The Best Large Beard Brush: Live Bearded Boar’s Hair Beard Brush
Live Bearded is a small grooming outfit known for its washes and butters, but it also makes a stellar brush beloved by one of our testers. The larger handle and width gives you fuller coverage while brushing. The bristles aren’t too firm if you’re worried about irritation, but still tough enough to control itching, flaking, and tangles. For avoiding dandruff and whipping messy beards into shape, it’s a long-lasting brush that won’t let you down.

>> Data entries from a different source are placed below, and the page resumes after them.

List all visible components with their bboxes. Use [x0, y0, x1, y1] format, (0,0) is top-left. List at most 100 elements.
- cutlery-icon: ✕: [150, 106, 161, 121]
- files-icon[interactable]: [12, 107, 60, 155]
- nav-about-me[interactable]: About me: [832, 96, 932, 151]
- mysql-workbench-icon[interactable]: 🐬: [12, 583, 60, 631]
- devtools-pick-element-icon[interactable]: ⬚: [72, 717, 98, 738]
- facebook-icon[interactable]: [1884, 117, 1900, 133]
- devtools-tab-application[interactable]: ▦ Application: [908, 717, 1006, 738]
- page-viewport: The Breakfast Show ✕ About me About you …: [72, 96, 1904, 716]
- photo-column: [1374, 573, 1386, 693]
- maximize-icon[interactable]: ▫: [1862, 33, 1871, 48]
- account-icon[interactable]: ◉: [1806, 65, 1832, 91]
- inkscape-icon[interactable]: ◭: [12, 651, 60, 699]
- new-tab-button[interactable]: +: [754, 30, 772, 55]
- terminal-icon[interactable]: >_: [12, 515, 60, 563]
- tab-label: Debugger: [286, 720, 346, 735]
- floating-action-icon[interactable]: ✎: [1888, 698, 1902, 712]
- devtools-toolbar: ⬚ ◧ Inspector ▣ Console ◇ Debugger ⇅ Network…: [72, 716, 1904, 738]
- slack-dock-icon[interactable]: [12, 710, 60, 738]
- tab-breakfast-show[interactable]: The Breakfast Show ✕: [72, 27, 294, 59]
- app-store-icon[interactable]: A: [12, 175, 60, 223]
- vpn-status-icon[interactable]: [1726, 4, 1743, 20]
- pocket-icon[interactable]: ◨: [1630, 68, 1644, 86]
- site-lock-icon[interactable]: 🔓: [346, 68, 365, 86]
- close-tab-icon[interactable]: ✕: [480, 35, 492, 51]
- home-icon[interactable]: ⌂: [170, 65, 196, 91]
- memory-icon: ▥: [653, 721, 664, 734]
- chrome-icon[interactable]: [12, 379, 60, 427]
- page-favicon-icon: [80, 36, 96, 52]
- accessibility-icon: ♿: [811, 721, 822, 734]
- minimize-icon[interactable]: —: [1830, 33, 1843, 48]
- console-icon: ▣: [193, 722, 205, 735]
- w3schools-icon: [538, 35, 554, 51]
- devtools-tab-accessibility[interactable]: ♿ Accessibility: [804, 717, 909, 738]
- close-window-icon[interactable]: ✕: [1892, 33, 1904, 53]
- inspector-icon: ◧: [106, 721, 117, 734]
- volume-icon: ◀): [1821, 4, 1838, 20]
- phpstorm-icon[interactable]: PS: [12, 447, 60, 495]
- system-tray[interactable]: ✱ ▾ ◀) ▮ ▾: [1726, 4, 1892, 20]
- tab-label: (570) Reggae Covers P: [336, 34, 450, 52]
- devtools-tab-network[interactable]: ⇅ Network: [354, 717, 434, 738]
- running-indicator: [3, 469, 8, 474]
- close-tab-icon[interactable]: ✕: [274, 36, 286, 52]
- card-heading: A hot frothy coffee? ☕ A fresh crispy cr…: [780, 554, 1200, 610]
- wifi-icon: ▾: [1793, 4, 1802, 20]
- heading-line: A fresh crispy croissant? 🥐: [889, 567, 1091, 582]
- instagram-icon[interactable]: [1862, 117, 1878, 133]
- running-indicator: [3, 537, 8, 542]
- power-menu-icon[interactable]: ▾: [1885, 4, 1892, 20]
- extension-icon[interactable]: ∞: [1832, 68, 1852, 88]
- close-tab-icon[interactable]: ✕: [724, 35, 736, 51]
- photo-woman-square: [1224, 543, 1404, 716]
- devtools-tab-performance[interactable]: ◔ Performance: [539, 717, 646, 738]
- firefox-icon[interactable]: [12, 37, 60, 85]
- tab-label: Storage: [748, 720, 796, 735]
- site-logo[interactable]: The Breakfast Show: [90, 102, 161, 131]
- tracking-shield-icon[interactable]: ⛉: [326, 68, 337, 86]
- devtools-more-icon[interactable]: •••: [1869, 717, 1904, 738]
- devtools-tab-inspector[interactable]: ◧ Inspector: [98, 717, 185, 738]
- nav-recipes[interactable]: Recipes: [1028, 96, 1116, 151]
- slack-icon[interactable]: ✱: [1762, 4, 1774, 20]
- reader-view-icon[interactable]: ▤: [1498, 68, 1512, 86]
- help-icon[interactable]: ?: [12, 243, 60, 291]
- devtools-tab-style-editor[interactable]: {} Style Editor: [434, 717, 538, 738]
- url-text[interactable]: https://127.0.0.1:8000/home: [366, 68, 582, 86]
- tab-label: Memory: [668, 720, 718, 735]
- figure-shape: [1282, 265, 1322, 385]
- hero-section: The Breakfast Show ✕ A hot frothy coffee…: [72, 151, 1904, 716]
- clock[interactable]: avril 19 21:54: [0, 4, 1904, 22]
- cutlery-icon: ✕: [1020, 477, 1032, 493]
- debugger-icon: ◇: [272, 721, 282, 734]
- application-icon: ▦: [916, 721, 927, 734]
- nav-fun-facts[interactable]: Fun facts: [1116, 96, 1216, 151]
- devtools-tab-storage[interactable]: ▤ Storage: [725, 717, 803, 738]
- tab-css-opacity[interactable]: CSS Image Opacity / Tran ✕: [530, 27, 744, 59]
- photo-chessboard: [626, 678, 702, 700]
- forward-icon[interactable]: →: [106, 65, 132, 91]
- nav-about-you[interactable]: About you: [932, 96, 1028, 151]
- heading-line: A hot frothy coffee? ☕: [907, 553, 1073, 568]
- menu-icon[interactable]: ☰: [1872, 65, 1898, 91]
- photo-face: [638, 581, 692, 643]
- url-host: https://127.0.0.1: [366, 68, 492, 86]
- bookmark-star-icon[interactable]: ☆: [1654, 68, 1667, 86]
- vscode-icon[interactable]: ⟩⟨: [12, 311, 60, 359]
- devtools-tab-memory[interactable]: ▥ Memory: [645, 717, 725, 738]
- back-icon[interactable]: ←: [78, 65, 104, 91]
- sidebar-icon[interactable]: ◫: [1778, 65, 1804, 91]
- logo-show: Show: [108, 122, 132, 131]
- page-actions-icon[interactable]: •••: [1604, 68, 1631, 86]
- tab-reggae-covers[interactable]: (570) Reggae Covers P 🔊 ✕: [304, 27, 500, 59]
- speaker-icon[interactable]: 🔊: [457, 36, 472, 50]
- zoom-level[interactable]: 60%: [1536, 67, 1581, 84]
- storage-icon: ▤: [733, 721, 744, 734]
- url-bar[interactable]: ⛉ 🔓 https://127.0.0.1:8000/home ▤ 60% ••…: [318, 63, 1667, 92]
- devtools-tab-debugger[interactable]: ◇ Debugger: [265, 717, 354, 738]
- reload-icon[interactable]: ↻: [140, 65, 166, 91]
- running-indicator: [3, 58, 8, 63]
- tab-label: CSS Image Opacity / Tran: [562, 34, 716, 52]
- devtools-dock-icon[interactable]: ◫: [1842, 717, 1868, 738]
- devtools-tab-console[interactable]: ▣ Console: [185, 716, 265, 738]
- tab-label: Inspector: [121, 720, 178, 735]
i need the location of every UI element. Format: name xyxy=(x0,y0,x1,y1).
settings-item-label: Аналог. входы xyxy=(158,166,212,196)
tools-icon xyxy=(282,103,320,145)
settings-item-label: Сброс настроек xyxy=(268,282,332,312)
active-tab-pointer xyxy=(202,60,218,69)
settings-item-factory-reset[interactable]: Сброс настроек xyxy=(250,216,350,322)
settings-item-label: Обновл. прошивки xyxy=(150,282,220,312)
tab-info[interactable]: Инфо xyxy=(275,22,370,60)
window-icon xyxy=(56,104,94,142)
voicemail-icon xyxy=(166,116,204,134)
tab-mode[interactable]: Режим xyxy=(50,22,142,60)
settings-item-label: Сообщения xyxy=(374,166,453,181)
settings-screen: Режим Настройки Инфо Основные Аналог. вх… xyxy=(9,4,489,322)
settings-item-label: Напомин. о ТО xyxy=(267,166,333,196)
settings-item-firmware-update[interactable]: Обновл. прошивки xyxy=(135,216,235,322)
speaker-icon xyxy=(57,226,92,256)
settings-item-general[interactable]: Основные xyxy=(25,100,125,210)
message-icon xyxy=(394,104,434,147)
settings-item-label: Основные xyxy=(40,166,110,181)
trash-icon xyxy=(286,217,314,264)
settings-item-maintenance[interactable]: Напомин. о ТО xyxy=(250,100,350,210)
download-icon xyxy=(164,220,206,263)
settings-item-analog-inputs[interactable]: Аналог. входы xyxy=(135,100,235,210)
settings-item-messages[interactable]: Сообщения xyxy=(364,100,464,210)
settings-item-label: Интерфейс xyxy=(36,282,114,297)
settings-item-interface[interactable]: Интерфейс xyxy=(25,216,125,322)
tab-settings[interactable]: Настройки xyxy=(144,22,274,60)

The Best Heavy-Duty Beard Brush: Seven Potions Beard Brush
Seven Potions is a UK-based company, and one of the countless men’s grooming brands that have come into being in the last decade. Its compact brush is a popular pick on Amazon, and it uses a combination of pear wood and first-cut boar bristles. First-cut bristles are extra firm, so this is a good choice for guys with thick facial hair, beard dandruff, or stubborn flyaway hairs. The size is also just right—not too big, not too small.
The Best Vegan Beard Brush: Horace Vegan Beard Brush
A different Horace exfoliating product recently nabbed a spot in the 2023 GQ Grooming Awards. In addition to that excellent face mask, the brand also has a beard brush that doesn’t use boar’s hair (or any other animal products). So for bearded vegans, this is our top choice. Made in Germany, the brush uses bristles made from vegetable fiber and agave leaf as well as a colorful beech wood handle to keep your whiskers as well groomed as any carnivore’s.
Do I Need to Use a Beard Brush?
Even if you already own a beard comb, you still need a brush. Brushes are for beard care, and combs are for beard styling—with a lot of gray area. (It might be best to pick up one of each.) To find the right brush for every guy, we talked to Matty Conrad, a go-to GQ beard expert who also designs his own beard care products at Victory Barber. Conrad agreed with our assessment that brushes are a true necessity. In a phone interview, he also told us that guys should look for brushes with stiff, natural bristles.